Deca 1-6 500mg/week
Enan 1-7 750mg/week od 8tyg 500/week
Meta 1-4 40mg/ed
Cykl mi rozpisywal PRO i w sumie po konsultacji z nim, ze mnie DD dopadlo kazał wywalic Dece w 7 tyg, testo poszlo na 500mg/week od 8 tyg i do tego proviron od 8 tyg 75mg/ed oraz nolva w dawce 20mg/ed ze wzgledu na to,ze gruczol sutkowy zaczal sie rozrastac.

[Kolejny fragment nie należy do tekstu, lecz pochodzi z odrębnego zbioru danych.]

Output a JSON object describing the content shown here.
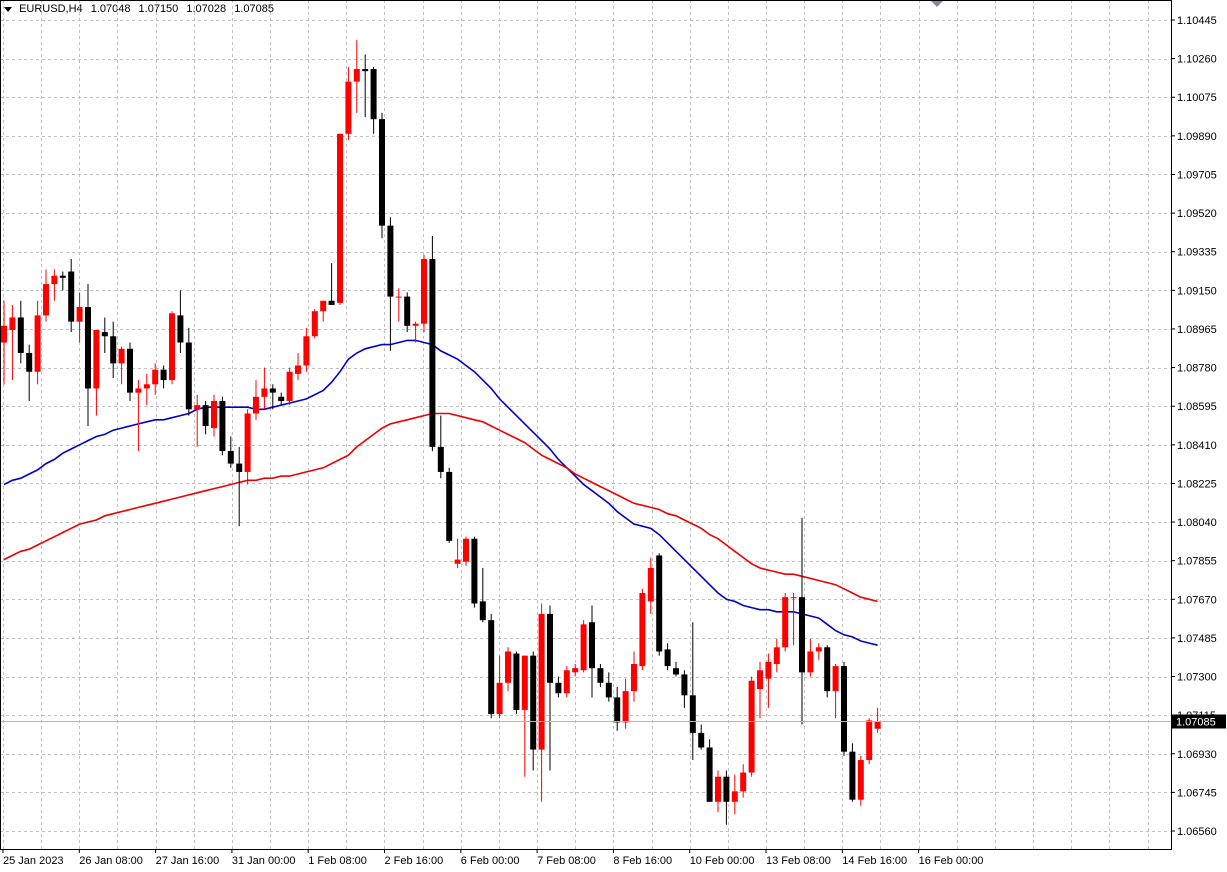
{
  "header": {
    "symbol": "EURUSD,H4",
    "open": "1.07048",
    "high": "1.07150",
    "low": "1.07028",
    "close": "1.07085"
  },
  "current_price_label": "1.07085",
  "colors": {
    "bull": "#ff0000",
    "bear": "#000000",
    "ma_fast": "#0000cc",
    "ma_slow": "#ee0000",
    "grid": "#c0c0c0",
    "price_line": "#a8b8c8"
  },
  "chart_data": {
    "type": "candlestick",
    "timeframe": "H4",
    "ylim": [
      1.0647,
      1.1053
    ],
    "y_ticks": [
      "1.10445",
      "1.10260",
      "1.10075",
      "1.09890",
      "1.09705",
      "1.09520",
      "1.09335",
      "1.09150",
      "1.08965",
      "1.08780",
      "1.08595",
      "1.08410",
      "1.08225",
      "1.08040",
      "1.07855",
      "1.07670",
      "1.07485",
      "1.07300",
      "1.07115",
      "1.06930",
      "1.06745",
      "1.06560"
    ],
    "x_labels": [
      "25 Jan 2023",
      "26 Jan 08:00",
      "27 Jan 16:00",
      "31 Jan 00:00",
      "1 Feb 08:00",
      "2 Feb 16:00",
      "6 Feb 00:00",
      "7 Feb 08:00",
      "8 Feb 16:00",
      "10 Feb 00:00",
      "13 Feb 08:00",
      "14 Feb 16:00",
      "16 Feb 00:00"
    ],
    "candles": [
      {
        "o": 1.089,
        "h": 1.091,
        "l": 1.087,
        "c": 1.0898
      },
      {
        "o": 1.0896,
        "h": 1.0908,
        "l": 1.0872,
        "c": 1.0902
      },
      {
        "o": 1.0902,
        "h": 1.091,
        "l": 1.088,
        "c": 1.0885
      },
      {
        "o": 1.0885,
        "h": 1.0889,
        "l": 1.0862,
        "c": 1.0876
      },
      {
        "o": 1.0876,
        "h": 1.091,
        "l": 1.087,
        "c": 1.0903
      },
      {
        "o": 1.0903,
        "h": 1.0925,
        "l": 1.09,
        "c": 1.0918
      },
      {
        "o": 1.0918,
        "h": 1.0925,
        "l": 1.091,
        "c": 1.0922
      },
      {
        "o": 1.0922,
        "h": 1.0924,
        "l": 1.0915,
        "c": 1.0921
      },
      {
        "o": 1.0924,
        "h": 1.093,
        "l": 1.0895,
        "c": 1.09
      },
      {
        "o": 1.09,
        "h": 1.0914,
        "l": 1.089,
        "c": 1.0907
      },
      {
        "o": 1.0907,
        "h": 1.0918,
        "l": 1.085,
        "c": 1.0868
      },
      {
        "o": 1.0868,
        "h": 1.0895,
        "l": 1.0855,
        "c": 1.0896
      },
      {
        "o": 1.0895,
        "h": 1.0902,
        "l": 1.0885,
        "c": 1.0893
      },
      {
        "o": 1.0893,
        "h": 1.09,
        "l": 1.0873,
        "c": 1.088
      },
      {
        "o": 1.088,
        "h": 1.0888,
        "l": 1.087,
        "c": 1.0887
      },
      {
        "o": 1.0887,
        "h": 1.089,
        "l": 1.0862,
        "c": 1.0866
      },
      {
        "o": 1.0866,
        "h": 1.0872,
        "l": 1.0838,
        "c": 1.0868
      },
      {
        "o": 1.0868,
        "h": 1.0875,
        "l": 1.086,
        "c": 1.087
      },
      {
        "o": 1.087,
        "h": 1.088,
        "l": 1.0865,
        "c": 1.0877
      },
      {
        "o": 1.0877,
        "h": 1.0879,
        "l": 1.0868,
        "c": 1.0872
      },
      {
        "o": 1.0872,
        "h": 1.0905,
        "l": 1.087,
        "c": 1.0904
      },
      {
        "o": 1.0903,
        "h": 1.0915,
        "l": 1.0885,
        "c": 1.089
      },
      {
        "o": 1.089,
        "h": 1.0897,
        "l": 1.0855,
        "c": 1.0858
      },
      {
        "o": 1.0858,
        "h": 1.0865,
        "l": 1.084,
        "c": 1.086
      },
      {
        "o": 1.086,
        "h": 1.0862,
        "l": 1.0846,
        "c": 1.085
      },
      {
        "o": 1.0849,
        "h": 1.0865,
        "l": 1.0845,
        "c": 1.0862
      },
      {
        "o": 1.0862,
        "h": 1.0864,
        "l": 1.0836,
        "c": 1.0838
      },
      {
        "o": 1.0838,
        "h": 1.0845,
        "l": 1.083,
        "c": 1.0832
      },
      {
        "o": 1.0832,
        "h": 1.084,
        "l": 1.0802,
        "c": 1.0828
      },
      {
        "o": 1.0828,
        "h": 1.0858,
        "l": 1.0822,
        "c": 1.0856
      },
      {
        "o": 1.0856,
        "h": 1.0872,
        "l": 1.0853,
        "c": 1.0864
      },
      {
        "o": 1.0864,
        "h": 1.0878,
        "l": 1.0858,
        "c": 1.0868
      },
      {
        "o": 1.0868,
        "h": 1.087,
        "l": 1.0858,
        "c": 1.0866
      },
      {
        "o": 1.0864,
        "h": 1.0866,
        "l": 1.086,
        "c": 1.0862
      },
      {
        "o": 1.0862,
        "h": 1.0878,
        "l": 1.086,
        "c": 1.0876
      },
      {
        "o": 1.0875,
        "h": 1.0885,
        "l": 1.0872,
        "c": 1.0879
      },
      {
        "o": 1.0879,
        "h": 1.0897,
        "l": 1.0876,
        "c": 1.0893
      },
      {
        "o": 1.0893,
        "h": 1.0906,
        "l": 1.0892,
        "c": 1.0905
      },
      {
        "o": 1.0905,
        "h": 1.091,
        "l": 1.09,
        "c": 1.091
      },
      {
        "o": 1.091,
        "h": 1.0928,
        "l": 1.0908,
        "c": 1.0908
      },
      {
        "o": 1.0909,
        "h": 1.099,
        "l": 1.0908,
        "c": 1.099
      },
      {
        "o": 1.099,
        "h": 1.1022,
        "l": 1.0987,
        "c": 1.1015
      },
      {
        "o": 1.1015,
        "h": 1.1035,
        "l": 1.1,
        "c": 1.1021
      },
      {
        "o": 1.1021,
        "h": 1.1028,
        "l": 1.0998,
        "c": 1.102
      },
      {
        "o": 1.1021,
        "h": 1.1022,
        "l": 1.099,
        "c": 1.0997
      },
      {
        "o": 1.0997,
        "h": 1.1,
        "l": 1.094,
        "c": 1.0946
      },
      {
        "o": 1.0946,
        "h": 1.095,
        "l": 1.0886,
        "c": 1.0912
      },
      {
        "o": 1.0912,
        "h": 1.0916,
        "l": 1.09,
        "c": 1.0912
      },
      {
        "o": 1.0912,
        "h": 1.0914,
        "l": 1.0895,
        "c": 1.0898
      },
      {
        "o": 1.0898,
        "h": 1.09,
        "l": 1.089,
        "c": 1.0899
      },
      {
        "o": 1.0899,
        "h": 1.0932,
        "l": 1.0895,
        "c": 1.093
      },
      {
        "o": 1.093,
        "h": 1.0941,
        "l": 1.0838,
        "c": 1.084
      },
      {
        "o": 1.084,
        "h": 1.0855,
        "l": 1.0825,
        "c": 1.0828
      },
      {
        "o": 1.0828,
        "h": 1.083,
        "l": 1.0794,
        "c": 1.0795
      },
      {
        "o": 1.0784,
        "h": 1.0796,
        "l": 1.0782,
        "c": 1.0786
      },
      {
        "o": 1.0785,
        "h": 1.0797,
        "l": 1.0783,
        "c": 1.0796
      },
      {
        "o": 1.0796,
        "h": 1.0797,
        "l": 1.0763,
        "c": 1.0765
      },
      {
        "o": 1.0766,
        "h": 1.0782,
        "l": 1.0756,
        "c": 1.0757
      },
      {
        "o": 1.0757,
        "h": 1.076,
        "l": 1.071,
        "c": 1.0712
      },
      {
        "o": 1.0712,
        "h": 1.074,
        "l": 1.071,
        "c": 1.0727
      },
      {
        "o": 1.0727,
        "h": 1.0744,
        "l": 1.0723,
        "c": 1.0742
      },
      {
        "o": 1.0741,
        "h": 1.0742,
        "l": 1.0712,
        "c": 1.0714
      },
      {
        "o": 1.0714,
        "h": 1.074,
        "l": 1.0682,
        "c": 1.074
      },
      {
        "o": 1.074,
        "h": 1.0742,
        "l": 1.0685,
        "c": 1.0695
      },
      {
        "o": 1.0695,
        "h": 1.0765,
        "l": 1.067,
        "c": 1.076
      },
      {
        "o": 1.076,
        "h": 1.0764,
        "l": 1.0685,
        "c": 1.0727
      },
      {
        "o": 1.0727,
        "h": 1.073,
        "l": 1.072,
        "c": 1.0722
      },
      {
        "o": 1.0722,
        "h": 1.0735,
        "l": 1.072,
        "c": 1.0733
      },
      {
        "o": 1.0732,
        "h": 1.0736,
        "l": 1.073,
        "c": 1.0734
      },
      {
        "o": 1.0733,
        "h": 1.0757,
        "l": 1.0732,
        "c": 1.0755
      },
      {
        "o": 1.0756,
        "h": 1.0764,
        "l": 1.072,
        "c": 1.0734
      },
      {
        "o": 1.0734,
        "h": 1.0736,
        "l": 1.0725,
        "c": 1.0727
      },
      {
        "o": 1.0727,
        "h": 1.0732,
        "l": 1.0718,
        "c": 1.072
      },
      {
        "o": 1.072,
        "h": 1.0725,
        "l": 1.0704,
        "c": 1.0708
      },
      {
        "o": 1.0708,
        "h": 1.0729,
        "l": 1.0705,
        "c": 1.0723
      },
      {
        "o": 1.0723,
        "h": 1.0742,
        "l": 1.0718,
        "c": 1.0736
      },
      {
        "o": 1.0735,
        "h": 1.0772,
        "l": 1.0733,
        "c": 1.077
      },
      {
        "o": 1.0766,
        "h": 1.0787,
        "l": 1.076,
        "c": 1.0782
      },
      {
        "o": 1.0788,
        "h": 1.0789,
        "l": 1.074,
        "c": 1.0742
      },
      {
        "o": 1.0743,
        "h": 1.0746,
        "l": 1.0733,
        "c": 1.0735
      },
      {
        "o": 1.0734,
        "h": 1.0737,
        "l": 1.073,
        "c": 1.0731
      },
      {
        "o": 1.0731,
        "h": 1.0733,
        "l": 1.0715,
        "c": 1.0721
      },
      {
        "o": 1.0721,
        "h": 1.0756,
        "l": 1.069,
        "c": 1.0703
      },
      {
        "o": 1.0703,
        "h": 1.0707,
        "l": 1.0695,
        "c": 1.0696
      },
      {
        "o": 1.0696,
        "h": 1.07,
        "l": 1.067,
        "c": 1.067
      },
      {
        "o": 1.067,
        "h": 1.0685,
        "l": 1.0665,
        "c": 1.0682
      },
      {
        "o": 1.0682,
        "h": 1.0685,
        "l": 1.0659,
        "c": 1.067
      },
      {
        "o": 1.067,
        "h": 1.0683,
        "l": 1.0664,
        "c": 1.0675
      },
      {
        "o": 1.0675,
        "h": 1.0688,
        "l": 1.0672,
        "c": 1.0684
      },
      {
        "o": 1.0684,
        "h": 1.073,
        "l": 1.0682,
        "c": 1.0728
      },
      {
        "o": 1.0724,
        "h": 1.0737,
        "l": 1.071,
        "c": 1.0733
      },
      {
        "o": 1.0729,
        "h": 1.0741,
        "l": 1.0715,
        "c": 1.0737
      },
      {
        "o": 1.0736,
        "h": 1.0748,
        "l": 1.0732,
        "c": 1.0744
      },
      {
        "o": 1.0744,
        "h": 1.077,
        "l": 1.0742,
        "c": 1.0768
      },
      {
        "o": 1.0768,
        "h": 1.077,
        "l": 1.0745,
        "c": 1.0768
      },
      {
        "o": 1.0768,
        "h": 1.0806,
        "l": 1.0707,
        "c": 1.0732
      },
      {
        "o": 1.0732,
        "h": 1.0748,
        "l": 1.073,
        "c": 1.0742
      },
      {
        "o": 1.0742,
        "h": 1.0746,
        "l": 1.0738,
        "c": 1.0744
      },
      {
        "o": 1.0744,
        "h": 1.0745,
        "l": 1.072,
        "c": 1.0723
      },
      {
        "o": 1.0723,
        "h": 1.0736,
        "l": 1.071,
        "c": 1.0735
      },
      {
        "o": 1.0735,
        "h": 1.0737,
        "l": 1.0692,
        "c": 1.0694
      },
      {
        "o": 1.0694,
        "h": 1.0698,
        "l": 1.067,
        "c": 1.0671
      },
      {
        "o": 1.0671,
        "h": 1.0692,
        "l": 1.0668,
        "c": 1.069
      },
      {
        "o": 1.069,
        "h": 1.071,
        "l": 1.0688,
        "c": 1.0709
      },
      {
        "o": 1.0705,
        "h": 1.0715,
        "l": 1.0703,
        "c": 1.07085
      }
    ],
    "series": [
      {
        "type": "line",
        "values": [
          1.0822,
          1.0824,
          1.0825,
          1.0827,
          1.0829,
          1.0832,
          1.0834,
          1.0837,
          1.0839,
          1.0841,
          1.0843,
          1.0845,
          1.0846,
          1.0848,
          1.0849,
          1.085,
          1.0851,
          1.0852,
          1.0853,
          1.0853,
          1.0854,
          1.0855,
          1.0856,
          1.0858,
          1.0859,
          1.0859,
          1.0859,
          1.0859,
          1.0859,
          1.0859,
          1.0858,
          1.0858,
          1.0859,
          1.086,
          1.0861,
          1.0862,
          1.0863,
          1.0865,
          1.0867,
          1.0871,
          1.0876,
          1.0882,
          1.0885,
          1.0887,
          1.0888,
          1.0889,
          1.0889,
          1.089,
          1.0891,
          1.0891,
          1.089,
          1.0889,
          1.0886,
          1.0884,
          1.0882,
          1.0879,
          1.0876,
          1.0872,
          1.0868,
          1.0863,
          1.0859,
          1.0855,
          1.0851,
          1.0847,
          1.0843,
          1.0839,
          1.0834,
          1.083,
          1.0826,
          1.0822,
          1.0819,
          1.0816,
          1.0813,
          1.0809,
          1.0806,
          1.0803,
          1.0802,
          1.0801,
          1.0798,
          1.0794,
          1.079,
          1.0786,
          1.0782,
          1.0778,
          1.0774,
          1.077,
          1.0767,
          1.0766,
          1.0764,
          1.0763,
          1.0762,
          1.0762,
          1.0761,
          1.0761,
          1.0761,
          1.076,
          1.0759,
          1.0758,
          1.0755,
          1.0752,
          1.075,
          1.0749,
          1.0747,
          1.0746,
          1.0745
        ]
      },
      {
        "type": "line",
        "values": [
          1.0786,
          1.0788,
          1.079,
          1.0791,
          1.0793,
          1.0795,
          1.0797,
          1.0799,
          1.0801,
          1.0803,
          1.0804,
          1.0805,
          1.0807,
          1.0808,
          1.0809,
          1.081,
          1.0811,
          1.0812,
          1.0813,
          1.0814,
          1.0815,
          1.0816,
          1.0817,
          1.0818,
          1.0819,
          1.082,
          1.0821,
          1.0822,
          1.0823,
          1.0824,
          1.0824,
          1.0825,
          1.0825,
          1.0826,
          1.0826,
          1.0827,
          1.0828,
          1.0829,
          1.083,
          1.0832,
          1.0834,
          1.0836,
          1.084,
          1.0843,
          1.0846,
          1.0849,
          1.0851,
          1.0852,
          1.0853,
          1.0854,
          1.0855,
          1.0856,
          1.0856,
          1.0856,
          1.0855,
          1.0854,
          1.0853,
          1.0852,
          1.085,
          1.0848,
          1.0846,
          1.0844,
          1.0842,
          1.0839,
          1.0836,
          1.0834,
          1.0832,
          1.083,
          1.0827,
          1.0825,
          1.0823,
          1.0821,
          1.0819,
          1.0817,
          1.0815,
          1.0813,
          1.0812,
          1.0811,
          1.081,
          1.0808,
          1.0807,
          1.0805,
          1.0803,
          1.0801,
          1.0798,
          1.0796,
          1.0793,
          1.079,
          1.0787,
          1.0784,
          1.0782,
          1.0781,
          1.078,
          1.0779,
          1.0779,
          1.0778,
          1.0777,
          1.0776,
          1.0775,
          1.0774,
          1.0772,
          1.077,
          1.0768,
          1.0767,
          1.0766
        ]
      }
    ]
  }
}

Dodam ze te jazdy zaczely mi sie juz w 4 tyg.
Badania zrobilem w 5 tyg.
Estro bylo wywalone 106 pg/ml przy wartosciach referencyjnych do 44.
Progesteron w normie 0,2
Prolaktyna 25 ng/ml wiec sporo.
Tydzien temu po badaniach:
Estro 59pg/ml
Prolaktyna 3,62
Progesteron w normie
Pomimo zbicia estro o polowe i zbicia calkowicie prolaktyny zero porannych wzwodow, ogolnie brak erekcji,
W 11 tyg chcialem dorzucic Ture na 6 tyg i ciagnac dalej ale z tym je**ym DD nie wiem czy to dobre rozwiazanie.
Prosze o porade praktykow i jesli sa tacy co rowniez dotknal ich ten problem to powiedzcie jak dlugo to kure***two trzyma i jesli macie sposob na to gowno to piszcie.